What we need therefore is an active dignity report, that can track countries’ progress on a more regular and holistic basis. I have previously developed a dignity scale that focuses on dignity factors more closely, and again a Scandinavian country, Sweden, came out on top. However, the difference was that this scale focused on a range of factors linked to social cohesion, rights, prosperity, governance and sustainability, and these could be tracked closely and regularly to provide a barometer for the stability of political order – which would be a vital tool for policymakers.

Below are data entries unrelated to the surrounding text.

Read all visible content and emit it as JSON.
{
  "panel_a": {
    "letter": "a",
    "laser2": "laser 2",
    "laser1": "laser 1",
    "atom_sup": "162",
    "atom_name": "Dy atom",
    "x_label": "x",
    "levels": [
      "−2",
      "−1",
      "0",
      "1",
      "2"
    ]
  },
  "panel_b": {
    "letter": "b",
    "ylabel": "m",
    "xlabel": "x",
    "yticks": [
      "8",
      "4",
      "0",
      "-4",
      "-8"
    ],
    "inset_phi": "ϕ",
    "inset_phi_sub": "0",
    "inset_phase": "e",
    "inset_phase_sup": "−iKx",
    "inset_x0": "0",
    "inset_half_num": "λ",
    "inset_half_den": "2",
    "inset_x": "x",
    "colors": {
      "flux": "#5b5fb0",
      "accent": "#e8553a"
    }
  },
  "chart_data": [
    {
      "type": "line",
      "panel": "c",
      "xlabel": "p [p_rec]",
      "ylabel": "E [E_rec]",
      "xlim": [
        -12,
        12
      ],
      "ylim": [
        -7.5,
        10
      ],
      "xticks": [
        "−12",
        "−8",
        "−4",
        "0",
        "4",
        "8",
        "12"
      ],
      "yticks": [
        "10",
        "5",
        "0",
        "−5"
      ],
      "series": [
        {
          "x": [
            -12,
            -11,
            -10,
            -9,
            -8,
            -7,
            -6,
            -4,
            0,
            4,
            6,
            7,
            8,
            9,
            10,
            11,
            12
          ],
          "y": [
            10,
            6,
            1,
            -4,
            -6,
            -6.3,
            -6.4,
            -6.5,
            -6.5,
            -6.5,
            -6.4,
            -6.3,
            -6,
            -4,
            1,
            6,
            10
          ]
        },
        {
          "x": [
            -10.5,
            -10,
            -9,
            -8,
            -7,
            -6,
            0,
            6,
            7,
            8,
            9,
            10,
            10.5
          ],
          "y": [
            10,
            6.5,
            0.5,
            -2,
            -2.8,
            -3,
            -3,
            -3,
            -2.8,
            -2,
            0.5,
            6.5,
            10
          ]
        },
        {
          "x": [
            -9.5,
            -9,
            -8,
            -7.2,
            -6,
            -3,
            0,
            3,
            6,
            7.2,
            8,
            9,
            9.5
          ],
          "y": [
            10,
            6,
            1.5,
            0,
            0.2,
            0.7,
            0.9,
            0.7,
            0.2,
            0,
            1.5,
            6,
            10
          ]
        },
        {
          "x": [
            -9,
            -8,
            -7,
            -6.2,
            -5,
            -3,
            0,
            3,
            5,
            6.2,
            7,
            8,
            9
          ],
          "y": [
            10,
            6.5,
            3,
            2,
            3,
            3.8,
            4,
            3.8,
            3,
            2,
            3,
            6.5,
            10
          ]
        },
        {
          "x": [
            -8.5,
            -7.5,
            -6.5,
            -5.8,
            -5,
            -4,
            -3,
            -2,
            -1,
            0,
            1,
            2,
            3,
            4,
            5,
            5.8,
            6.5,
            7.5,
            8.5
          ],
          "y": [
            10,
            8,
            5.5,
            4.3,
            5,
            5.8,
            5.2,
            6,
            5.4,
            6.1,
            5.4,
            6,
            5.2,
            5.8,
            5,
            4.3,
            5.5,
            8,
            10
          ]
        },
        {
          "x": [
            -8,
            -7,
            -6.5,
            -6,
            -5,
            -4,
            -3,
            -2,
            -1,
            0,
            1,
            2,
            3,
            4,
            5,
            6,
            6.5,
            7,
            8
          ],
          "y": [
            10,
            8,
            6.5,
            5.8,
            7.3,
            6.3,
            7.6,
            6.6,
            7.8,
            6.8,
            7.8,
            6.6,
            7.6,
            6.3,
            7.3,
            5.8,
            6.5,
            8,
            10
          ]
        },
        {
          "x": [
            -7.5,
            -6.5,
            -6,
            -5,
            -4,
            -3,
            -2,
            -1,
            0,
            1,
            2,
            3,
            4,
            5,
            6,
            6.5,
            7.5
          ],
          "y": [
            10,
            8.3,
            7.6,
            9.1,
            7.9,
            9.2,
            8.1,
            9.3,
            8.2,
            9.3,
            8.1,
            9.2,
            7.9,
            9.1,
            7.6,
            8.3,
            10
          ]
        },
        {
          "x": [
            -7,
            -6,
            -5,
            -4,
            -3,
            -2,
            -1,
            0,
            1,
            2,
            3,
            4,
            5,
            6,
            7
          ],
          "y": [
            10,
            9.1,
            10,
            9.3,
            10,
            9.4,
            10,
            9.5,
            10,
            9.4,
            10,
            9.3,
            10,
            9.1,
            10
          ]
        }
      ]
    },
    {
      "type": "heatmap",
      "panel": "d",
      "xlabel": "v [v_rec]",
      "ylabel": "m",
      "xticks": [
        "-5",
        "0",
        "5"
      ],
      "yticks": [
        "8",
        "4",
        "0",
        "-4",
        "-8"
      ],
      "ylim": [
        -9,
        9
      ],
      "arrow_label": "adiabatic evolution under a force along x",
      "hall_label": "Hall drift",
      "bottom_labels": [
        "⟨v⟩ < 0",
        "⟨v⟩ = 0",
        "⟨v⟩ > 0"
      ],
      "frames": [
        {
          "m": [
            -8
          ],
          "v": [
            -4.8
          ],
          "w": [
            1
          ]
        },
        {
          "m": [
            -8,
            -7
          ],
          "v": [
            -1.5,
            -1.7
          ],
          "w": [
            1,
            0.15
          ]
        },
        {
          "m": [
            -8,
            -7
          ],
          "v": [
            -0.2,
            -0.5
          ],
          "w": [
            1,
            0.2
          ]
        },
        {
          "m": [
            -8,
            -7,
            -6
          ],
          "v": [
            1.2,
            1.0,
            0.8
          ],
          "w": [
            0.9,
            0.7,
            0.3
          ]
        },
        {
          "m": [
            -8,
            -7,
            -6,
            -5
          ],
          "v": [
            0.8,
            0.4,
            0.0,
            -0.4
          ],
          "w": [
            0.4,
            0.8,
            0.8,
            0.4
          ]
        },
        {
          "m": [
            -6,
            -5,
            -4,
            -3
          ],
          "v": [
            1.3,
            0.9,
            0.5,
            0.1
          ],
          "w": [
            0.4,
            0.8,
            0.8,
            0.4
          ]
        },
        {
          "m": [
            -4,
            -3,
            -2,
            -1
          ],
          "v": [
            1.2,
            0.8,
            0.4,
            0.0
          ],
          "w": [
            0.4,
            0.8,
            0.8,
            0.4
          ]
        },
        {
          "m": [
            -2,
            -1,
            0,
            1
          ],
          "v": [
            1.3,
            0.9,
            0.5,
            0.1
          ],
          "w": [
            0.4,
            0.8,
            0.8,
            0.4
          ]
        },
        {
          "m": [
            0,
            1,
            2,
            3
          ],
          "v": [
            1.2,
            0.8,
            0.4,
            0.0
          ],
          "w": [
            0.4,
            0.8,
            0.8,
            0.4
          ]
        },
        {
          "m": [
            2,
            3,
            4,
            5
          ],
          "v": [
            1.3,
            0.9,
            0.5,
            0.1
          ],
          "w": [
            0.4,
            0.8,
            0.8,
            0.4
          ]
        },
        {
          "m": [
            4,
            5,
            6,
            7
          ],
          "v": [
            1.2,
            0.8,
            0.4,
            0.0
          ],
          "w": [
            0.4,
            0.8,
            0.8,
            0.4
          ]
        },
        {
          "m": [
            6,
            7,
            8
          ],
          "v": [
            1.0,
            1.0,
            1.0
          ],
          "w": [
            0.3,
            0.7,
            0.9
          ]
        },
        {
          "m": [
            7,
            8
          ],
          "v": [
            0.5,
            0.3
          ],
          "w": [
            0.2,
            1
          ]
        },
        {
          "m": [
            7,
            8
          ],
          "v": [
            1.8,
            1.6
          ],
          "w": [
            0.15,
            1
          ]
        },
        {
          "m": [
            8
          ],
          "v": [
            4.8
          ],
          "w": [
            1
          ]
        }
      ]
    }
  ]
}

At a time when the world is undergoing rapid change and massive instability, we should encourage efforts like the World Happiness Report for expanding our understanding. And we should ask more of them. We cannot address the problems with our traditional political models unless we interrogate why they are failing us. By measuring states’ ability to support their citizens’ dignity at all times and under all circumstances, we will be far better placed to make the right decisions for our future.